Legal software companies like Harvey, Legora, and Eve have raised billions of dollars on the promise that they can help lawyers work faster and provide businesses with a level of reliability that general-purpose tools can’t provide. If your software starts humiliating your customers in court, that trust erodes.
Damien Charlotin, a French researcher who tracks hallucinations in court filings, estimates that in less than 10% of cases it is possible to identify the software used. He suspects many lawyers keep that part private. This is because they rely on free chatbots like ChatGPT and other off-the-shelf tools that may not be allowed for their clients’ operations.
Last year, the lawyer at Latham & Watkins who defended Anthropic in a copyright lawsuit made headlines for citing a non-existent article. The lawyer said the mistake was due to Anthropic’s use of its own chatbot, Claude, which fabricated the article’s title and author name.
Eve co-founders David Zeng, Jay Madheswaran, and Matt Noe. eve
Eve uses large-scale language models to build software for plaintiffs’ attorneys to help them draft documents, plan medical histories, and submit and respond to discovery requests. The company was valued at $1 billion after raising a $103 million funding round about a year ago. Eve currently processes more than 200,000 documents and other results a month, an increase of about 100 times compared to a year ago, Madeswarammu said.
LeBlanc told the judge that he was wary of the technology in general because of “horror stories” of psychedelic cases. He said he was persuaded by Eve who pitched the tool to his firm and assured lawyers that safeguards were in place to reduce mistakes. He believed that as long as he conducted his own legal research and directed the software to rely only on approved sources, the risks were limited.
Later, the opposing attorney in the personal injury case pointed out his mistake.

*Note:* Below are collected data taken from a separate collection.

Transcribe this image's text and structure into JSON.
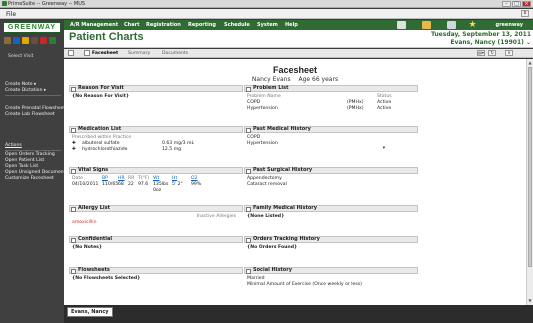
{
  "window": {
    "title": "PrimeSuite -- Greenway -- MUS"
  },
  "menubar": {
    "file": "File",
    "close": "x"
  },
  "logo": {
    "text": "GREENWAY"
  },
  "colors": {
    "brand_green": "#2f6b32",
    "sidebar": "#404040",
    "allergy_red": "#c62828"
  },
  "sidebar": {
    "select_visit": "Select Visit",
    "notes_items": [
      "Create Note",
      "Create Dictation"
    ],
    "create_items": [
      "Create Prenatal Flowsheet",
      "Create Lab Flowsheet"
    ],
    "actions_label": "Actions",
    "action_items": [
      "Open Orders Tracking",
      "Open Patient List",
      "Open Task List",
      "Open Unsigned Documents",
      "Customize Facesheet"
    ]
  },
  "nav": {
    "items": [
      "A/R Management",
      "Chart",
      "Registration",
      "Reporting",
      "Schedule",
      "System",
      "Help"
    ],
    "user": "greenway"
  },
  "header": {
    "page_title": "Patient Charts",
    "date": "Tuesday, September 13, 2011",
    "patient": "Evans, Nancy (19901)"
  },
  "tabs": {
    "facesheet": "Facesheet",
    "summary": "Summary",
    "documents": "Documents"
  },
  "facesheet": {
    "title": "Facesheet",
    "name": "Nancy Evans",
    "age": "Age 66 years"
  },
  "panels": {
    "reason": {
      "title": "Reason For Visit",
      "body": "{No Reason For Visit}"
    },
    "problem": {
      "title": "Problem List",
      "col1": "Problem Name",
      "col2": "Status",
      "rows": [
        {
          "name": "COPD",
          "type": "(PMHx)",
          "status": "Active"
        },
        {
          "name": "Hypertension",
          "type": "(PMHx)",
          "status": "Active"
        }
      ]
    },
    "medication": {
      "title": "Medication List",
      "sub": "Prescribed within Practice",
      "rows": [
        {
          "name": "albuterol sulfate",
          "dose": "0.63 mg/3 mL"
        },
        {
          "name": "hydrochlorothiazide",
          "dose": "12.5 mg"
        }
      ]
    },
    "pmh": {
      "title": "Past Medical History",
      "items": [
        "COPD",
        "Hypertension"
      ]
    },
    "vitals": {
      "title": "Vital Signs",
      "headers": [
        "Date",
        "BP",
        "HR",
        "RR",
        "T(°F)",
        "Wt",
        "Ht",
        "O2"
      ],
      "row": [
        "04/10/2011",
        "110/65",
        "68",
        "22",
        "97.6",
        "135lbs 0oz",
        "5' 2\"",
        "99%"
      ]
    },
    "psh": {
      "title": "Past Surgical History",
      "items": [
        "Appendectomy",
        "Cataract removal"
      ]
    },
    "allergy": {
      "title": "Allergy List",
      "inactive": "Inactive Allergies",
      "item": "amoxicillin"
    },
    "family": {
      "title": "Family Medical History",
      "body": "{None Listed}"
    },
    "confidential": {
      "title": "Confidential",
      "body": "{No Notes}"
    },
    "orders": {
      "title": "Orders Tracking History",
      "body": "{No Orders Found}"
    },
    "flowsheets": {
      "title": "Flowsheets",
      "body": "{No Flowsheets Selected}"
    },
    "social": {
      "title": "Social History",
      "items": [
        "Married",
        "Minimal Amount of Exercise (Once weekly or less)"
      ]
    }
  },
  "statusbar": {
    "patient_tab": "Evans, Nancy"
  }
}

Mr. LeBlanc’s apology comes in the wake of a separate incident earlier this month involving a trip and fall incident at a Lowe’s store. Opposing attorneys discovered the hallucinations in briefs filed by Dudley Devourer and included LeBlanc’s letter in a request that the court expand its investigation into possible sanctions.
Attorney Dudley Devourger filed a motion to quash the opposing attorney’s claims, arguing that the cases are unrelated. The firm also indicated that its lawyers used Mr. Claude to prepare briefs in Mr. Lowe’s case.
It is a widely shared view among software companies and law firms that artificial intelligence can assist with research and drafting, but the responsibility for the final product rests with the humans signing the application.
Madeswaran said Eve makes that clear in contracts and onboarding new customers. The software also includes features designed to catch errors before they end up in court, but they don’t always work. Some errors are harder to spot than others, he said. Verifying that a case exists is easier than verifying that estimates are accurate.
As the legal profession rushes to implement artificial intelligence, the likelihood of mistakes being discovered increases. Courts are getting smarter about technology, and opposing lawyers are adjusting their tactics. In addition to attacking legal arguments, lawyers are scrutinizing filings for errors that could undermine the credibility of the other side.
Chad Dudley, a founding partner at Dudley Devourer, a firm with about 40 lawyers, said his firm trains its lawyers to carefully consider the results produced and asks them to agree to use the technology responsibly.
LeBlanc said he hopes other lawyers learn from his mistakes. He told Business Insider on Thursday that Eve helped him move faster under time pressure, but that he was “sick to his stomach” and couldn’t sleep after the mistake surfaced.
“Whatever technology comes out, I have a responsibility to check everything,” he said.
He doesn’t blame Eve for the blunder. Still, he’s putting down his tools for now.
“Given what happened, I think it makes sense to touch the grass and have a cooling off period,” he said.